As the first openly gay chief executive of a British bank, Anthony Watson says he has one very personal goal – to shake up the country’s “pale, male, stale and straight” financial sector.
“We want to change the face of banking,” said Watson, 45, who is also founder of the Bank of London, a clearing bank for business payments that aims to take on clients in mid-2022.
“This is a personal thing that’s very important to me,” he told the Thomson Reuters Foundation in a video call from his New York home.
While Watson is still in talks with regulators in North America and the European Union ahead of the bank’s planned debut, a recent fundraising round valued it at more than $1.1 billion, according to the Financial Times newspaper.
Former chief information officer for Europe, Middle East and global operations at Barclays, Watson is attempting to break the current dominance of four British banks – his former employer, along with NatWest, Lloyds Banking Group and HSBC – in the domestic clearing market.

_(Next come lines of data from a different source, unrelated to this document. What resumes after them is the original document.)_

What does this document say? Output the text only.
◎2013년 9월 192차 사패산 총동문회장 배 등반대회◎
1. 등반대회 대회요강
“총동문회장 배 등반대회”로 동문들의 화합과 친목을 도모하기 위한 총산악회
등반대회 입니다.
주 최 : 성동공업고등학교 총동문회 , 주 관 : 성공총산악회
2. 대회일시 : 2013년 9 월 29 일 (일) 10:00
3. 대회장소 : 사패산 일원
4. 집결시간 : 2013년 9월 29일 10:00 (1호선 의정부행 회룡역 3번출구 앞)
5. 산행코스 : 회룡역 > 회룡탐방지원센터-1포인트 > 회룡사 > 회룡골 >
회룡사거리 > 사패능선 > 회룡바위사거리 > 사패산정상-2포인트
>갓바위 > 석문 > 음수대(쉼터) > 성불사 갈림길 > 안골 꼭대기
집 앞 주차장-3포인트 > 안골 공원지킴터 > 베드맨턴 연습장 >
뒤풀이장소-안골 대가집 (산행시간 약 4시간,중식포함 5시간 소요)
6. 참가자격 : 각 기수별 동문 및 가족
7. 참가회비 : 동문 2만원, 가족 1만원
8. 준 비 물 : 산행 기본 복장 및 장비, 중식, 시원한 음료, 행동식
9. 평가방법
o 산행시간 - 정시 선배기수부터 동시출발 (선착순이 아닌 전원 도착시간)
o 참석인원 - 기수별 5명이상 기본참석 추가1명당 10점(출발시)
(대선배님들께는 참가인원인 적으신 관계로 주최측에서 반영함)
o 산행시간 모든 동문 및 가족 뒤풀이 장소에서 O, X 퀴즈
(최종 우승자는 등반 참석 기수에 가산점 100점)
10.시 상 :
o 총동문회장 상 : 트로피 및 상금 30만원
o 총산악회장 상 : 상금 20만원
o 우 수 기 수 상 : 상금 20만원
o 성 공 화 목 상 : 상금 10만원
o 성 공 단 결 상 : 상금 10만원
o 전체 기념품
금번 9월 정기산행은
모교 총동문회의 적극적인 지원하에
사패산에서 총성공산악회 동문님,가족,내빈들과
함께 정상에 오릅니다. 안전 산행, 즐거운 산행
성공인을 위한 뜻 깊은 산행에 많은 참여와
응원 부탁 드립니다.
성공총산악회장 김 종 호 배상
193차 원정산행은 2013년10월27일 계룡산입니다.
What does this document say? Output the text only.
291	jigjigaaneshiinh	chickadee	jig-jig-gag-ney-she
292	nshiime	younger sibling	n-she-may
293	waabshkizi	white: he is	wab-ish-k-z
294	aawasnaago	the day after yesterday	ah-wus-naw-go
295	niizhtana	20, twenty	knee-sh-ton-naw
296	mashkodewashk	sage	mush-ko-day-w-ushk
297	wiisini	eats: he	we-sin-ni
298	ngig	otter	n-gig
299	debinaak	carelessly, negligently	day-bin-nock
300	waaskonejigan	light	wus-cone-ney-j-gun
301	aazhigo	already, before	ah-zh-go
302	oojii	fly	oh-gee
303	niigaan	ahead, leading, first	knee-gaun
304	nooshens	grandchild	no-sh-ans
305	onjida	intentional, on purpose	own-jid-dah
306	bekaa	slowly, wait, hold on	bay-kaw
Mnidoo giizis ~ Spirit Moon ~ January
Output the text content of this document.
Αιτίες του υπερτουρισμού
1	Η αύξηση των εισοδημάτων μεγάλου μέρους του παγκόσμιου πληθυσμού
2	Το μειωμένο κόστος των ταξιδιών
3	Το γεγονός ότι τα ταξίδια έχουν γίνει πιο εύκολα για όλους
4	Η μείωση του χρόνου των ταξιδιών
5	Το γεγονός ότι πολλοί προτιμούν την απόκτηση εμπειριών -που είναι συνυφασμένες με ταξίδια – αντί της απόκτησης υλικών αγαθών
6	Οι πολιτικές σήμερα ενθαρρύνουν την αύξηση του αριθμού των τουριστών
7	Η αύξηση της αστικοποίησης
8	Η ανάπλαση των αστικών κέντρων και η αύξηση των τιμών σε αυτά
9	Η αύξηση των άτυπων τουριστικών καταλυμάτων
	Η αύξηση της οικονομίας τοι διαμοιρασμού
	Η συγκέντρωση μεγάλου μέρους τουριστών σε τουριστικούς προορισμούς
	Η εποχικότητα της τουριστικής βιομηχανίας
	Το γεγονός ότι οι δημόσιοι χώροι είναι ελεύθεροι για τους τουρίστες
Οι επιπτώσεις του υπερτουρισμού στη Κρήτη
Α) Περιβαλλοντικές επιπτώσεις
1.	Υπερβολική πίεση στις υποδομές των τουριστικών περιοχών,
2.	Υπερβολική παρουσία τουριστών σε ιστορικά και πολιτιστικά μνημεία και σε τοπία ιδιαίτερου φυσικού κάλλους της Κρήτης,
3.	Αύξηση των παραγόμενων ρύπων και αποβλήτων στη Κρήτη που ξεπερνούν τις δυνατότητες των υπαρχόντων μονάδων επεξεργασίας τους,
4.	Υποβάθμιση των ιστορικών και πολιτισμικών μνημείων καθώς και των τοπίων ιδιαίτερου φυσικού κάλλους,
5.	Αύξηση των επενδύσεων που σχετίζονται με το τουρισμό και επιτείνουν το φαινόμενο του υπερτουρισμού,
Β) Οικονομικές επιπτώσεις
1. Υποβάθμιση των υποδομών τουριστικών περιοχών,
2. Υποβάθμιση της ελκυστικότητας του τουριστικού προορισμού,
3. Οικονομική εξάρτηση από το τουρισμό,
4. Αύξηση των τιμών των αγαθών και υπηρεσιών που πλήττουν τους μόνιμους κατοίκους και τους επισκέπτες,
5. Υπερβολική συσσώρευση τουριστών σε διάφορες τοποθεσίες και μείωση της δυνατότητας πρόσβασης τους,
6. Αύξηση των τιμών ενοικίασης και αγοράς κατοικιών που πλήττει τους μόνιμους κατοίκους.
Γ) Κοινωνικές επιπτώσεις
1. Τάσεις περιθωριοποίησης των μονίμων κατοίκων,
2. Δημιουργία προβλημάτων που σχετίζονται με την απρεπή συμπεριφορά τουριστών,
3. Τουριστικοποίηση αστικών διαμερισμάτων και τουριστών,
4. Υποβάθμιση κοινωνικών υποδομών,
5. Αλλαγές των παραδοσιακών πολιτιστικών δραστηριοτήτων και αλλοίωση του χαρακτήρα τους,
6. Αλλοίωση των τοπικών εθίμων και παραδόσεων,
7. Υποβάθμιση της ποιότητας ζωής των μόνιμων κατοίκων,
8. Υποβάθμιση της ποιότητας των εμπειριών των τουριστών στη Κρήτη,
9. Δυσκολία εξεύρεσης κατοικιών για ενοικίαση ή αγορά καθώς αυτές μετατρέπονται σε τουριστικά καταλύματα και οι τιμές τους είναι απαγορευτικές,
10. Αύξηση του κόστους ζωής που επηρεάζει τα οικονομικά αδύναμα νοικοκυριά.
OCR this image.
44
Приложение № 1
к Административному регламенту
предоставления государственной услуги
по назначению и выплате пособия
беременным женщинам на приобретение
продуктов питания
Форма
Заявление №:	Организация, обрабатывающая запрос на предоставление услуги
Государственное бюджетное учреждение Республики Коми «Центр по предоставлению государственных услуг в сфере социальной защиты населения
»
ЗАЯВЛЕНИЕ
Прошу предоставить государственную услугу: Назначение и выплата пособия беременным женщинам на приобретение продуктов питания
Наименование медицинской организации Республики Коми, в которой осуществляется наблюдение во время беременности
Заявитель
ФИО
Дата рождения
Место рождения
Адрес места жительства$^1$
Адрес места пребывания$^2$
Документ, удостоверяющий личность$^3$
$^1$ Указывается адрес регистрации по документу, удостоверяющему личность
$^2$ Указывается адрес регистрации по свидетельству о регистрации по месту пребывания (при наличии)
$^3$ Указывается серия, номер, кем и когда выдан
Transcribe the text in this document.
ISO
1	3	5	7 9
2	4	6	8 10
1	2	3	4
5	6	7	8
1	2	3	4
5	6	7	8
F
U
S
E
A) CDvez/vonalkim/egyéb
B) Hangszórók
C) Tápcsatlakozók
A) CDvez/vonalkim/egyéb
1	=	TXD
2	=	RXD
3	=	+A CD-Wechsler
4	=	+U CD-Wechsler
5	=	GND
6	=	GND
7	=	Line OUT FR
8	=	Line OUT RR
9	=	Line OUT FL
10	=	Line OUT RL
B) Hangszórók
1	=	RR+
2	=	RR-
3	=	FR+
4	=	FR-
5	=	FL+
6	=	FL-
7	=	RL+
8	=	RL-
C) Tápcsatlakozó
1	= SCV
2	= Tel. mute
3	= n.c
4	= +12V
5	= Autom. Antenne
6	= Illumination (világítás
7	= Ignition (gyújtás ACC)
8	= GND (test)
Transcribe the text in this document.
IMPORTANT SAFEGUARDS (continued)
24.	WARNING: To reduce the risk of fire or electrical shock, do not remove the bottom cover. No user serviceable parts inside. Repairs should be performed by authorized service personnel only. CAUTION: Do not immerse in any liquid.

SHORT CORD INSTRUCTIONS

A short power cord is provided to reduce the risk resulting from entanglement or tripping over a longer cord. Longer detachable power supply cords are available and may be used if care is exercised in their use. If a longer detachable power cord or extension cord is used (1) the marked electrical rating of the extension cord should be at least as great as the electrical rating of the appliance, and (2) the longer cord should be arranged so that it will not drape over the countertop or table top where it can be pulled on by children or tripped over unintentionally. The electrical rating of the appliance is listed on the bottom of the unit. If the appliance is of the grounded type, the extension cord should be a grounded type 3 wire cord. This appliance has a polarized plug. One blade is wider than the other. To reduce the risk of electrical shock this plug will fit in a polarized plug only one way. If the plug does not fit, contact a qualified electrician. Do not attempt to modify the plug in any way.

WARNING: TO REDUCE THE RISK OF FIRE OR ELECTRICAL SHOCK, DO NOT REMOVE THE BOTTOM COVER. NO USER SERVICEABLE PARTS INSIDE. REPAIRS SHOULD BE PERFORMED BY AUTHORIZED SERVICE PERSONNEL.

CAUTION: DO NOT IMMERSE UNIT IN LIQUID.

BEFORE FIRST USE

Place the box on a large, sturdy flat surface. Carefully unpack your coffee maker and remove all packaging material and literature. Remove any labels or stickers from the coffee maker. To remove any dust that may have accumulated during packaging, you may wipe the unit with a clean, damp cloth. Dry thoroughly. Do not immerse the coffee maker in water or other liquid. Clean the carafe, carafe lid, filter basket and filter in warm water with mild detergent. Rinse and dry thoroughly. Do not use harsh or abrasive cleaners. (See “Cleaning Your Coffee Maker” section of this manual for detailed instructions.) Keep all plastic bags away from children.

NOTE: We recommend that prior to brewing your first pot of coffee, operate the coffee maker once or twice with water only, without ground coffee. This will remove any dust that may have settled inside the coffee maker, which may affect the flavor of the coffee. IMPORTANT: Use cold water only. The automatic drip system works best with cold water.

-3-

Watson, who has invested his own money in the new venture but declined to specify how much, hopes the Bank of London will be bigger than Barclays and HSBC in terms of payment volumes and processes within 10 years.
“It’s absolutely doable,” he said.
‘REPRESENTATION MATTERS’
Regularly listed as one of the most influential global LGBTQ+ figures, London-born Watson said he often experienced homophobia in the early days of his career, including facing down one colleague at a tech firm who used the expression “filthy queer”.
“The way they said it, there was so much venom in their voice,” he recalled. “I lost the plot in this meeting (when I heard them say it). I’m not a shy person and if I have an opinion, I’m going to give it and give it pretty forcefully.”
Watson, who has a partner whom he declined to name, splits his time between London and New York, having previously been the first non-U.S. citizen to serve on the board of GLAAD, the world’s largest LGBTQ+ media rights organisation.
He is a patron of Diversity Role Models, a leading British anti-bullying LGBTQ+ charity, and said an inclusive ethos would be central to the new bank’s hiring procedures.
A study by two Finnish universities, which analysed the financial performance of 657 stock market-listed U.S. companies between 2003 and 2016, found that “LGBT-friendly” firms were both more profitable and worth more.
“We’re purposely going after a diverse workforce, and if we can’t find them, then we’ll hire people and train them,” he said, with plans to recruit more than 3,000 staff over the next five years in the United States, Britain and the EU.
LGBTQ+ leaders themselves have a role to play, not just within a company but also the wider world, Watson said.
“It’s really important that we have openly gay people within companies that also have a voice in the communities in which they live, work and serve,” he said.
“It can’t just be pale, male, stale and straight in British banking; that doesn’t represent society today.”